Wireless talkers sell selves short

The only times I have considered homicide is when the “wireless generation” continues texting, emailing, Yelping, Instagraming, Facebooking, tweeting, etc., while I’m conversing.

If tried by a jury of my rotary-dial peers, I am confident I would be acquitted on the grounds of justifiable irritation-cide.

Misti Wall, Clovis High School graduate and communication consultant in Arizona, would disapprove of my High Plains justice, but understands the impulse.

“Never underestimate the value of face-to-face communication,” the Dog the Bounty Hunter fan says. “Ninety-six percent of communication is body language — shaking hands, touching, eye contact and facial expressions.
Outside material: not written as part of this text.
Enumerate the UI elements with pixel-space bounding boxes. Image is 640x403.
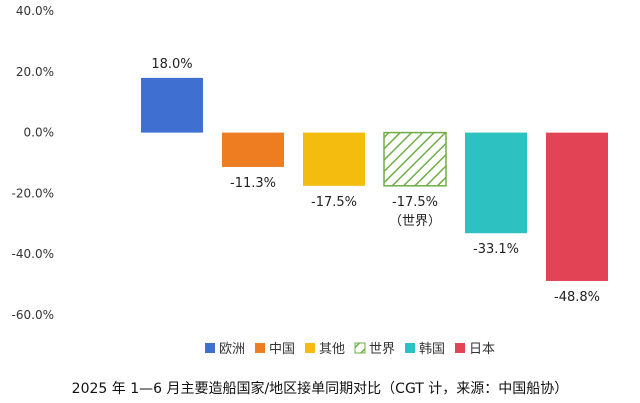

Electronic communications hinder interpersonal skills.”

One of the advantages of in-person exchanges, according to Wall, is immediacy and feedback.

“With electronic communication, you may often wait hours or days to receive feedback.”

Wall, who has a Ph.D., in organizational learning and instructional technologies from the University of New Mexico, says showing up in person to communicate is a sign of respect.

“It shows you value the other person enough to invest time in them.”

Defying ivory-tower stereotypes by being a fan of the heavy-metal group KoRn, Wall says electronic communications make every message seem equally important.

The former high school English teacher discourages employers or educators from letting their employees or students text them.

“Texting a superior shows a lack of respect and puts both on the same level.”

An interesting tip the former debater offers is that people who obscure part of their face with a hand while talking are often not being totally truthful.

Wall, who was recently spotted banging her head to Great White with her sister, Vicki, at the Clovis Music Festival, recommended I get counseling before harming any students or their devices.

I will, and thank Wall for de-Misti-fying my dark impulses.